Re: Using TF-IDF from MLlib

Posted by Sean Owen <so...@cloudera.com>.

Dang I can't seem to find the JIRA now but I am sure we had a discussion
with Matei about this and the conclusion was that RDD order is not
guaranteed unless a sort is involved.
On Mar 17, 2015 12:14 AM, "Joseph Bradley" <jo...@databricks.com> wrote:

> This was brought up again in
> https://issues.apache.org/jira/browse/SPARK-6340  so I'll answer one item
> which was asked about the reliability of zipping RDDs.  Basically, it
> should be reliable, and if it is not, then it should be reported as a bug.
> This general approach should work (with explicit types to make it clear):
>
> val data: RDD[LabeledPoint] = ...
> val labels: RDD[Double] = data.map(_.label)
> val features1: RDD[Vector] = data.map(_.features)
> val features2: RDD[Vector] = new
> HashingTF(numFeatures=100).transform(features1)
> val features3: RDD[Vector] = idfModel.transform(features2)
> val finalData: RDD[LabeledPoint] = labels.zip(features3).map((label,
> features) => LabeledPoint(label, features))
>
> If you run into problems with zipping like this, please report them!
>
> Thanks,
> Joseph
>
> On Mon, Dec 29, 2014 at 4:06 PM, Xiangrui Meng <me...@gmail.com> wrote:
>
>> Hopefully the new pipeline API addresses this problem. We have a code
>> example here:
>>
>>
>> https://github.com/apache/spark/blob/master/examples/src/main/scala/org/apache/spark/examples/ml/SimpleTextClassificationPipeline.scala
>>
>> -Xiangrui
>>
>> On Mon, Dec 29, 2014 at 5:22 AM, andy petrella <an...@gmail.com>
>> wrote:
>> > Here is what I did for this case :
>> https://github.com/andypetrella/tf-idf
>> >
>> >
>> > Le lun 29 déc. 2014 11:31, Sean Owen <so...@cloudera.com> a écrit :
>> >
>> >> Given (label, terms) you can just transform the values to a TF vector,
>> >> then TF-IDF vector, with HashingTF and IDF / IDFModel. Then you can
>> >> make a LabeledPoint from (label, vector) pairs. Is that what you're
>> >> looking for?
>> >>
>> >> On Mon, Dec 29, 2014 at 3:37 AM, Yao <yg...@ford.com> wrote:
>> >> > I found the TF-IDF feature extraction and all the MLlib code that
>> work
>> >> > with
>> >> > pure Vector RDD very difficult to work with due to the lack of
>> ability
>> >> > to
>> >> > associate vector back to the original data. Why can't Spark MLlib
>> >> > support
>> >> > LabeledPoint?
>> >> >
>> >> >
>> >> >
>> >> > --
>> >> > View this message in context:
>> >> >
>> http://apache-spark-user-list.1001560.n3.nabble.com/Using-TF-IDF-from-MLlib-tp19429p20876.html
>> >> > Sent from the Apache Spark User List mailing list archive at
>> Nabble.com.
>> >> >
>> >> > ---------------------------------------------------------------------
>> >> > To unsubscribe, e-mail: user-unsubscribe@spark.apache.org
>> >> > For additional commands, e-mail: user-help@spark.apache.org
>> >> >
>> >>
>> >> ---------------------------------------------------------------------
>> >> To unsubscribe, e-mail: user-unsubscribe@spark.apache.org
>> >> For additional commands, e-mail: user-help@spark.apache.org
>> >>
>> >
>>
>> ---------------------------------------------------------------------
>> To unsubscribe, e-mail: user-unsubscribe@spark.apache.org
>> For additional commands, e-mail: user-help@spark.apache.org
>>
>>
>

Re: Using TF-IDF from MLlib

Posted by Joseph Bradley <jo...@databricks.com>.
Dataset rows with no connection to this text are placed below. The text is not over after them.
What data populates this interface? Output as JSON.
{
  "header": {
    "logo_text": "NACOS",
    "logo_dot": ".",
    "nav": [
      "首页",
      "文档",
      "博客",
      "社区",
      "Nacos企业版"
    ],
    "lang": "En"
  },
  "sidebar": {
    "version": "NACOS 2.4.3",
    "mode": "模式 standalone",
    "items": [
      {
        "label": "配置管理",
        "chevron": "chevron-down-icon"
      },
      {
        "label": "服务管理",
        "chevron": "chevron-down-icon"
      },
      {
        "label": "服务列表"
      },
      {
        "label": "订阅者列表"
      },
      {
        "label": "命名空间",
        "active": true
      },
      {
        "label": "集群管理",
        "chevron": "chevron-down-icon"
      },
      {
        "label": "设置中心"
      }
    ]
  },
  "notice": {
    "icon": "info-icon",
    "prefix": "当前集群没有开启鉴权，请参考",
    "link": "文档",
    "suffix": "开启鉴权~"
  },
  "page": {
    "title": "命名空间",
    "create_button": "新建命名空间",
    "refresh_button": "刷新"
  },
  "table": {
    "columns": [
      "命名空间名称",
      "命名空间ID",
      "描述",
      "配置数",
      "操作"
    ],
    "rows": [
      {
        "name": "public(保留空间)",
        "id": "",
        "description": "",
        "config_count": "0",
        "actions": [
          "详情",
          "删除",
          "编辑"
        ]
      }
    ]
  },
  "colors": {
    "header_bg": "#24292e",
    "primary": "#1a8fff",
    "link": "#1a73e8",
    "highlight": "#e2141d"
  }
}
This was brought up again in
https://issues.apache.org/jira/browse/SPARK-6340  so I'll answer one item
which was asked about the reliability of zipping RDDs.  Basically, it
should be reliable, and if it is not, then it should be reported as a bug.
This general approach should work (with explicit types to make it clear):

val data: RDD[LabeledPoint] = ...
val labels: RDD[Double] = data.map(_.label)
val features1: RDD[Vector] = data.map(_.features)
val features2: RDD[Vector] = new
HashingTF(numFeatures=100).transform(features1)
val features3: RDD[Vector] = idfModel.transform(features2)
val finalData: RDD[LabeledPoint] = labels.zip(features3).map((label,
features) => LabeledPoint(label, features))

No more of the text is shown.